Teams can convert those materials into editable diagrams and timelines within the platform instead of rebuilding them manually. They can then explore and adapt those models and use an updated AI assistant to examine scenarios and relationships between entities.

The product is aimed at legal, tax, accounting and finance professionals dealing with arrangements that involve multiple parties, layers and obligations. Such work often relies on static files and legacy diagrams that are difficult to update or compare when transactions change.

Broader Inputs

The latest release also expands the platform's use of AI models. StructureFlow is using different models for separate tasks, including image interpretation and natural language reasoning, to improve how complex structures are reconstructed from source material.

This includes image processing and diagram reconstruction, which should help users interpret structures embedded in PDFs and older diagramming tools with less manual input.
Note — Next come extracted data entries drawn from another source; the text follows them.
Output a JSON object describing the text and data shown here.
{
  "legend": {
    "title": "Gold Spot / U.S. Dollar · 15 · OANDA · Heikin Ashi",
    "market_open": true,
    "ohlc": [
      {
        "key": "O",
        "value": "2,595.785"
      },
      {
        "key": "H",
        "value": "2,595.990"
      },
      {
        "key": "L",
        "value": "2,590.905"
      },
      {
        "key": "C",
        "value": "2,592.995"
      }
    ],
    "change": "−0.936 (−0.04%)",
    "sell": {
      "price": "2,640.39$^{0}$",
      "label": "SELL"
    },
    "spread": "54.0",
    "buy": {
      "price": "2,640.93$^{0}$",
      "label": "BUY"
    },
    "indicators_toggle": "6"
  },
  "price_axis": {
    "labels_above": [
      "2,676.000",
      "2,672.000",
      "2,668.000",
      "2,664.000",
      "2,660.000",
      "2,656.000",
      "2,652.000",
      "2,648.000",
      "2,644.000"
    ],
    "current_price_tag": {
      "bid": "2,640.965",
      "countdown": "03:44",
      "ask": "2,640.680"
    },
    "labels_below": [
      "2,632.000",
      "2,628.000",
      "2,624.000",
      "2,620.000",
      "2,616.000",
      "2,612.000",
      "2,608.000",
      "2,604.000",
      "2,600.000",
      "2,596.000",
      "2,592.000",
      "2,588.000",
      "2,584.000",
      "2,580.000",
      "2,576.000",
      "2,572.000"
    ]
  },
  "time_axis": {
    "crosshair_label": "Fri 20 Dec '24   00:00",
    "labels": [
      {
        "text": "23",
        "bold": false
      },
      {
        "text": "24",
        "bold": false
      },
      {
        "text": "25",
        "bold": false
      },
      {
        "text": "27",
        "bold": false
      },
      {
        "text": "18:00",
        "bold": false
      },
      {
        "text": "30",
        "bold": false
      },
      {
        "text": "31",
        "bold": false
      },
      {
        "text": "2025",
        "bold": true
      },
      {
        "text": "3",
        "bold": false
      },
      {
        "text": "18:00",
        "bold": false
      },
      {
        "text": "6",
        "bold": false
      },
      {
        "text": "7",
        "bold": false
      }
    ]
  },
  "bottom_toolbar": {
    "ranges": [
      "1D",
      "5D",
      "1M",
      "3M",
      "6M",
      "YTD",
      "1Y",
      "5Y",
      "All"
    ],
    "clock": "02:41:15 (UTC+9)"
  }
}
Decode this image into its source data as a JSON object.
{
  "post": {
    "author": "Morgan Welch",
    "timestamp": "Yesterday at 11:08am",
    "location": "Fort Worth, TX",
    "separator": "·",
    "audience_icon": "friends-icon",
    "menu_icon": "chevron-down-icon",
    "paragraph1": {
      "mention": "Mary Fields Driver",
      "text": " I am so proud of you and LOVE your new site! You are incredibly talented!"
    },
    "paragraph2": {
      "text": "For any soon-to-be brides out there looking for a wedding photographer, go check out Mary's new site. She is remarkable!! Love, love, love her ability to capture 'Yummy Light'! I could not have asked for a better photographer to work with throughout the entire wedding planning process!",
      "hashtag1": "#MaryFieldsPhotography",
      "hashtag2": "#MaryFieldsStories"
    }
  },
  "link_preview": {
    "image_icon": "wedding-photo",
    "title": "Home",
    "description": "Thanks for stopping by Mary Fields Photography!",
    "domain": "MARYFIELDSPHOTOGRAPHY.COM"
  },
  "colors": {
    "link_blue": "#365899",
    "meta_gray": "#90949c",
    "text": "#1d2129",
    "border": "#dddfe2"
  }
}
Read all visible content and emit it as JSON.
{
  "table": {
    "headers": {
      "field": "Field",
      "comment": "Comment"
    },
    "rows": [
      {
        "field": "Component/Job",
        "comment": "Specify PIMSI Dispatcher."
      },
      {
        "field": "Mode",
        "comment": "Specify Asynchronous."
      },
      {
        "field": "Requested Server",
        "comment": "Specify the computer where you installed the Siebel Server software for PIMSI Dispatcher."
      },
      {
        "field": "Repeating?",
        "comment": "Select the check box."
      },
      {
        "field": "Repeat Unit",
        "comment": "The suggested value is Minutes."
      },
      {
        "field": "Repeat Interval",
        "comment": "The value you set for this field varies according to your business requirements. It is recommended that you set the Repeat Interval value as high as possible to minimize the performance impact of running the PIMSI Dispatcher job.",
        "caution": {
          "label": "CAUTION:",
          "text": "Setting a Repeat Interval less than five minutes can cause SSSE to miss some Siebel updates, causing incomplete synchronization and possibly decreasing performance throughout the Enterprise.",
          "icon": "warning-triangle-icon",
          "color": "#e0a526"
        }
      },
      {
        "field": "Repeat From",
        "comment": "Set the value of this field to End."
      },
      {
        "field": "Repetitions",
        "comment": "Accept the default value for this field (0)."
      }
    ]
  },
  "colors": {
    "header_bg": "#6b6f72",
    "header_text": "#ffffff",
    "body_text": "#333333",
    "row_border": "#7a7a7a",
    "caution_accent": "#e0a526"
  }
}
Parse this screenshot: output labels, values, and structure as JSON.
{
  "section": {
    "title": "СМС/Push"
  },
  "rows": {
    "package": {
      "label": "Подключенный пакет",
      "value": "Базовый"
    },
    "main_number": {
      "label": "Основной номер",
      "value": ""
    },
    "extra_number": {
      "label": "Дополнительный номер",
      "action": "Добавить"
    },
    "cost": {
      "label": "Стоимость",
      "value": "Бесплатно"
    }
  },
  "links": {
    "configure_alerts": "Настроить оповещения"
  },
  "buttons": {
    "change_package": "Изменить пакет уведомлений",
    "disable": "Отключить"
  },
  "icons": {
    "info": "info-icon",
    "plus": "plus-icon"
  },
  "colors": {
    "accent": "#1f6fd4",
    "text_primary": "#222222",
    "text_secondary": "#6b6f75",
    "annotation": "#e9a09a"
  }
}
The aim is to turn source material into diagrams and timelines that can be used for analysis rather than treated as static records.

One target market is professional services, particularly firms involved in alternative finance. In those areas, fund structures can involve multiple layers of ownership and control, making it harder for advisers and investors to maintain a clear view of relationships and dependencies.

According to StructureFlow, many organisations do not lack information; instead, it is fragmented across different formats. That creates practical difficulties when teams need to understand how entities connect, what obligations apply and how a change in one part of a structure affects another.

"For many organisations, the challenge isn't a lack of data, it's that critical information is fragmented across multiple formats, from static documents to disconnected diagrams," said Tim Follett, Chief Executive Officer of StructureFlow.

"By onboarding the latest AI models, we're making it easier to interpret and reconstruct that complexity into clear, editable models, so teams can explore scenarios, understand relationships and work with it in a more dynamic and effective way," Follett added.

AI Use

The update reflects a wider push across legal and financial technology to apply generative AI and machine vision to records that were not created for machine analysis. Contracts, ownership charts, fund diagrams and internal spreadsheets often contain useful information, but much of it sits in formats that are difficult to search or reuse without human effort.

By translating those records into structured visual models, software providers are trying to make analysis easier for deal teams, advisers and investors. The commercial case rests on reducing the time spent recreating charts and improving visibility over relationships within corporate structures, tax arrangements and investment vehicles.

StructureFlow said newer large language models also increase the volume of entity information and the complexity of relationships the platform can handle. Users will also be able to access improved models as they become available.

Follett said the quality of underlying information would shape the effectiveness of AI in professional work. "As AI continues to evolve, its value will increasingly depend on the quality of the information it can access. When complex structures are properly understood and modelled, organisations are in a much stronger position to apply AI effectively and realise meaningful outcomes from those investments."